Freedom Next Time
** Chagossian society continued to grow with the arrival of indentured labourers from India in the mid-19th century. By the 20th century they had developed a distinct language that was a lilting variation of French Creole. There were now three copra factories, supplying the coconut oil that lit street lamps in London, and a coaling station for ships en route to and from Australia; by the 1960s, there were plans for tourism. The workers received a small wage or payment in kind with commodities such as rice, oil and milk. They supplemented this by fishing in the abundantly stocked coastal waters, growing tomatoes, chilli, pumpkins and aubergines, and rearing chicken and ducks. As if celebrating a perfect vision of empire in such a place, a Colonial Office film from the 1950s describes the population as "born and brought up ... in conditions most tranquil and benign". The camera pans across a laughing woman hanging out clothes to dry in a coconut grove while her children play around her. This is Charlesia Alexis.

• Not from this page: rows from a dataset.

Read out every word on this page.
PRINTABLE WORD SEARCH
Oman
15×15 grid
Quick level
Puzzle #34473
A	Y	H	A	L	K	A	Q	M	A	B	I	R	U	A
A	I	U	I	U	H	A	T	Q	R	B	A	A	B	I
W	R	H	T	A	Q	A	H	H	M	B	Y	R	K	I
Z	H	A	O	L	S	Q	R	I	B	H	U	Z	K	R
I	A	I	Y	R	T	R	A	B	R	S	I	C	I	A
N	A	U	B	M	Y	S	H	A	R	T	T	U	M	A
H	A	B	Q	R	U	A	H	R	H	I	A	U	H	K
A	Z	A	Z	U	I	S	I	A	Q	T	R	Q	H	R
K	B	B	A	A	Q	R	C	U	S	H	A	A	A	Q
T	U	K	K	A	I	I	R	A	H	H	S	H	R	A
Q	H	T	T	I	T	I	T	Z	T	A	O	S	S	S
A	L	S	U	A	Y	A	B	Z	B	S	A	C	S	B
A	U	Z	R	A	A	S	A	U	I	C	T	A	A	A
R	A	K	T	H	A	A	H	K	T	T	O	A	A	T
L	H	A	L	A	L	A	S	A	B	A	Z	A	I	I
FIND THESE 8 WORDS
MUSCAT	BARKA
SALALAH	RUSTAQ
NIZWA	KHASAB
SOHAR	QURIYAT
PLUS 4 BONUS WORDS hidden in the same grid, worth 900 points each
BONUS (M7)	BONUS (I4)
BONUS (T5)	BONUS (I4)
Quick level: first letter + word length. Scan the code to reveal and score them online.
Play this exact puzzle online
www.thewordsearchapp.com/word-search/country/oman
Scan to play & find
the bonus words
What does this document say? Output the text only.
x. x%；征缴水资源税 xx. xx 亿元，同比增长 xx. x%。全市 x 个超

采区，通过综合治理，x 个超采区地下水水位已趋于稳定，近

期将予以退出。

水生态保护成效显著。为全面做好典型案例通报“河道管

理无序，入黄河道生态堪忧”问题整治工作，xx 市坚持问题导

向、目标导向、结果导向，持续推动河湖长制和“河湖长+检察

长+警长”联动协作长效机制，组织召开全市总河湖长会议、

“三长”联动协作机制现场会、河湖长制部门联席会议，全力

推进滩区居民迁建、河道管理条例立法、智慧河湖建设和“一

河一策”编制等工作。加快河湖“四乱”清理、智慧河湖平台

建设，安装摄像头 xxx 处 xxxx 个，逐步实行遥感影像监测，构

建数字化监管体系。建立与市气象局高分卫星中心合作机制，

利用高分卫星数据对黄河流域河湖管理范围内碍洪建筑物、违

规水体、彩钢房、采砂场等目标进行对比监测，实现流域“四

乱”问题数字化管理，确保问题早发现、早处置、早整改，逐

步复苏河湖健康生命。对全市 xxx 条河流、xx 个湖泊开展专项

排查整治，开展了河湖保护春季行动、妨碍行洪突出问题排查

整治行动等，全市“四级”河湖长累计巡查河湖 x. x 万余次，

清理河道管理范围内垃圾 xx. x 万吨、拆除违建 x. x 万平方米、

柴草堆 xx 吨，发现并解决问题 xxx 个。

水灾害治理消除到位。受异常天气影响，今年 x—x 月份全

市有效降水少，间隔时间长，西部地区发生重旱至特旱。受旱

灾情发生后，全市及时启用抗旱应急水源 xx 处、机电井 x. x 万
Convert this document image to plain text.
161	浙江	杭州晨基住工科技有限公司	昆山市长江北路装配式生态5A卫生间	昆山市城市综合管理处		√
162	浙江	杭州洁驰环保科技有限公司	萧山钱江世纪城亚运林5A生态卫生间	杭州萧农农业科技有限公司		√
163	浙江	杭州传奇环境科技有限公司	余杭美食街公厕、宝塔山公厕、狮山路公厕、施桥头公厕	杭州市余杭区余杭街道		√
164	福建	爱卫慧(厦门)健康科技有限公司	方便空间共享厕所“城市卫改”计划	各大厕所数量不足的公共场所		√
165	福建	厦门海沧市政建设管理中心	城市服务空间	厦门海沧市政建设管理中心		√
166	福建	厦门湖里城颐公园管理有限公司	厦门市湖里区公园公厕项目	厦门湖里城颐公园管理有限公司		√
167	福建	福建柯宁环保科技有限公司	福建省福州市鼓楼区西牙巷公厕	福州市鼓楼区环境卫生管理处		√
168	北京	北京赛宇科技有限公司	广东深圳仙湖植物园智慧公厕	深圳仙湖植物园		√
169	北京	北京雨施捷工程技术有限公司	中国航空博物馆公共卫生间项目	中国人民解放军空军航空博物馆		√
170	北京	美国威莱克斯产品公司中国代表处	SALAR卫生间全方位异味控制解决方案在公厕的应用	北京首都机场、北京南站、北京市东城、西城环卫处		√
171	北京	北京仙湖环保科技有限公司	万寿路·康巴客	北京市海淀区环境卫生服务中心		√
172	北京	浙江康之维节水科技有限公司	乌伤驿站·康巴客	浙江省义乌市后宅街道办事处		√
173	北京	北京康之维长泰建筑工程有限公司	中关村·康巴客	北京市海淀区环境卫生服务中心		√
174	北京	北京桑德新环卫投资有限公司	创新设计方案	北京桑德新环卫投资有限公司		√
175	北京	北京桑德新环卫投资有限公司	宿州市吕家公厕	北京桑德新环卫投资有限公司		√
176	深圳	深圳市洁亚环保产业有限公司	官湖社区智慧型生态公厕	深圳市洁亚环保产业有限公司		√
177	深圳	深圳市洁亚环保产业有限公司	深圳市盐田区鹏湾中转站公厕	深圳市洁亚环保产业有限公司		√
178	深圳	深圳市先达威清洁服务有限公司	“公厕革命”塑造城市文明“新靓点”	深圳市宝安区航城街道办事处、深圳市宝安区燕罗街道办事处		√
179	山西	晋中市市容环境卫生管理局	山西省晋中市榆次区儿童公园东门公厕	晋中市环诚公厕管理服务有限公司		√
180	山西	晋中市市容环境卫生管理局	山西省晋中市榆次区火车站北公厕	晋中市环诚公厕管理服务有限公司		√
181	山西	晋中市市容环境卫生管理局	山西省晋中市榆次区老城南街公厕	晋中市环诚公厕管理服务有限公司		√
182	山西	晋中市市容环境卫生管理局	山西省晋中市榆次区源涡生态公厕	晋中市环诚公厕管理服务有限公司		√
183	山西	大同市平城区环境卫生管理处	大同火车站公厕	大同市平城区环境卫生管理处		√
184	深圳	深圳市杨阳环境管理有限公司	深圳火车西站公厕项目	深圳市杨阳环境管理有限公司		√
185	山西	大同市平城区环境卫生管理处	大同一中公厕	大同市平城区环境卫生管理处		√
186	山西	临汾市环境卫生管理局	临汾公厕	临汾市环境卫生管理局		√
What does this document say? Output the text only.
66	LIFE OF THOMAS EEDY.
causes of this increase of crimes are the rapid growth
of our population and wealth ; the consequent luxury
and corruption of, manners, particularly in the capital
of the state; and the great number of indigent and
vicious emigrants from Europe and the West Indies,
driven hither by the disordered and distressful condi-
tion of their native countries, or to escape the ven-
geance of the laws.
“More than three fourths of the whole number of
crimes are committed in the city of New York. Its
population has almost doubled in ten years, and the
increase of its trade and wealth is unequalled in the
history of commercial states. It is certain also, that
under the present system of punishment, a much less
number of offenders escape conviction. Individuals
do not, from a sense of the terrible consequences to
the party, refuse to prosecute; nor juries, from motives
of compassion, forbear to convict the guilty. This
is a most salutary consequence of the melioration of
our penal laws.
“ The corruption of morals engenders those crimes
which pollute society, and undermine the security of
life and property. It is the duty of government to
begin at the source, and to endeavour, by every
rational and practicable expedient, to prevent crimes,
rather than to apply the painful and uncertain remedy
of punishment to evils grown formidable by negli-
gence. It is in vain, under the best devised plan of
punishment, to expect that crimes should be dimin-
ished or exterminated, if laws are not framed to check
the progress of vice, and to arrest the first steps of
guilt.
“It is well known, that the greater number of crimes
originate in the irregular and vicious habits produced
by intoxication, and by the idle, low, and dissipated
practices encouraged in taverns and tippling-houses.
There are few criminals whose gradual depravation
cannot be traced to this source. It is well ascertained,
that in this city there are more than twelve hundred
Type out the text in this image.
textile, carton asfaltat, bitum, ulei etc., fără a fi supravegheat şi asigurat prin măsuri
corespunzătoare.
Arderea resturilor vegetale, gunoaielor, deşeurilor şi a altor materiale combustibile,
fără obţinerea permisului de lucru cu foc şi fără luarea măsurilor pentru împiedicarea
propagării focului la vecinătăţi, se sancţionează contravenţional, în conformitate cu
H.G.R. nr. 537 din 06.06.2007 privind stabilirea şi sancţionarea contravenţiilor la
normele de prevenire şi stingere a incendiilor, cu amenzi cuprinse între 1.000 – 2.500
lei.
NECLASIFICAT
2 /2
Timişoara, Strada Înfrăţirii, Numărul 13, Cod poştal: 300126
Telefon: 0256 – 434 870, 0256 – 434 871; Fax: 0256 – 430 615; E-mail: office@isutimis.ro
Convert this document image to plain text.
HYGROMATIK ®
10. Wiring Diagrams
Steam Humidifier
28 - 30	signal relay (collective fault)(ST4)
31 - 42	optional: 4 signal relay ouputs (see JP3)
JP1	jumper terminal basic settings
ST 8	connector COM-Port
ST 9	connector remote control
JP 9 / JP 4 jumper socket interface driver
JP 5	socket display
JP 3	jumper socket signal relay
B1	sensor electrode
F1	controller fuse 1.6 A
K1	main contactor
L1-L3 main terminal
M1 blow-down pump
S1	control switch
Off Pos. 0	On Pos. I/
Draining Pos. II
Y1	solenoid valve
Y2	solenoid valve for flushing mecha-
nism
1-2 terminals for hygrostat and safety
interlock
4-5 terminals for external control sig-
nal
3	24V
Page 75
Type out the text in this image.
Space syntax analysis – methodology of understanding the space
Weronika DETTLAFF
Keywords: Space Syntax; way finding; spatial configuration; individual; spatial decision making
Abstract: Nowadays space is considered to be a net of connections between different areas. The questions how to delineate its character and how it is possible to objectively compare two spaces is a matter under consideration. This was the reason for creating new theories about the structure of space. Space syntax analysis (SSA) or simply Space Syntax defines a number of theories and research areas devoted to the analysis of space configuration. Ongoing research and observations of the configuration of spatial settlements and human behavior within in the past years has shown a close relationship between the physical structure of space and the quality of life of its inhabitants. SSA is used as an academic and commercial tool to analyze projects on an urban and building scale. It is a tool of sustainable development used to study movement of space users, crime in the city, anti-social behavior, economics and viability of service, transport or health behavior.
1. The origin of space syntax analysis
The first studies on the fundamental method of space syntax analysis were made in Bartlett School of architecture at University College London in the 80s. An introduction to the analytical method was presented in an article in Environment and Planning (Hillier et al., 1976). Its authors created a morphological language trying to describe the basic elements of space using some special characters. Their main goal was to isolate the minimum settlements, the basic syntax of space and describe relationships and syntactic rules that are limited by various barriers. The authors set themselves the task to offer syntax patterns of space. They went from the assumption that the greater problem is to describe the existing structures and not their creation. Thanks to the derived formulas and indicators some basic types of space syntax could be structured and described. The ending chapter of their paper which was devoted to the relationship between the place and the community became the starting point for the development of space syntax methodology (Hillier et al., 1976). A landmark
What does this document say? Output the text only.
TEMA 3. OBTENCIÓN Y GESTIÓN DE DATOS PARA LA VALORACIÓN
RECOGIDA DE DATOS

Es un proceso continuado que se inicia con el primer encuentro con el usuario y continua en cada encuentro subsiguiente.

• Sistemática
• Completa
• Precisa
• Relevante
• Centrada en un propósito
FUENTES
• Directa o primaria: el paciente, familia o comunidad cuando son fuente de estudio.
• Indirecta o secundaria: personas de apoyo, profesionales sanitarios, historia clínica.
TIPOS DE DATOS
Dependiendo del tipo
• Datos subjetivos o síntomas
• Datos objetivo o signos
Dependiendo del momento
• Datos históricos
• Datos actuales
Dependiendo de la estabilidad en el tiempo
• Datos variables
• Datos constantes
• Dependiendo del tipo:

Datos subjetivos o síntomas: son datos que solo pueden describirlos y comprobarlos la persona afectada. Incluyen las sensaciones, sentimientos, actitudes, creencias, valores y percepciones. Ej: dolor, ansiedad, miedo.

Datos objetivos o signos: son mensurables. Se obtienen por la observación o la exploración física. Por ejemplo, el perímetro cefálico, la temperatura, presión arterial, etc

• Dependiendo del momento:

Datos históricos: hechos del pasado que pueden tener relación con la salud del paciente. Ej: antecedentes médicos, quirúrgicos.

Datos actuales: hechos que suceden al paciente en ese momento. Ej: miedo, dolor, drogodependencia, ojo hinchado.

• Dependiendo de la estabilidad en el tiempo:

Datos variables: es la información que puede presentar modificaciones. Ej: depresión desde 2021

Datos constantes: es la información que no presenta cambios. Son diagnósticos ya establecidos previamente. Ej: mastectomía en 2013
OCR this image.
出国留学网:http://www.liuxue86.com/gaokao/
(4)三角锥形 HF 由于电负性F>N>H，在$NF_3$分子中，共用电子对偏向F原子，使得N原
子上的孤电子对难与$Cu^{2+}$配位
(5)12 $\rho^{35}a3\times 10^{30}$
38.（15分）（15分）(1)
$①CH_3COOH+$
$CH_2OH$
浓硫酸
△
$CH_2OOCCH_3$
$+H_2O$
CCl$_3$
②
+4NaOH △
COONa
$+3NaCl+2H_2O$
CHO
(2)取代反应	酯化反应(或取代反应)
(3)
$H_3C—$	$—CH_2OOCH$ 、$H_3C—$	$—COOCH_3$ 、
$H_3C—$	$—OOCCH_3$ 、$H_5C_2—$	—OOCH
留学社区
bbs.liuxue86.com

I met Charlesia recently, 50 years after she was filmed. She was sitting in the shade of her small, sparsely furnished house on the edge of Port Louis, the capital of Mauritius, more than 1,000 miles from her home. I asked her for her fondest memories of Diego Garcia. "Oh, everything!" she replied. "The sense of wellbeing is my fondest souvenir. My family could eat and drink what they liked; we never lacked for anything; we never bought anything, except clothes. Can you imagine that?"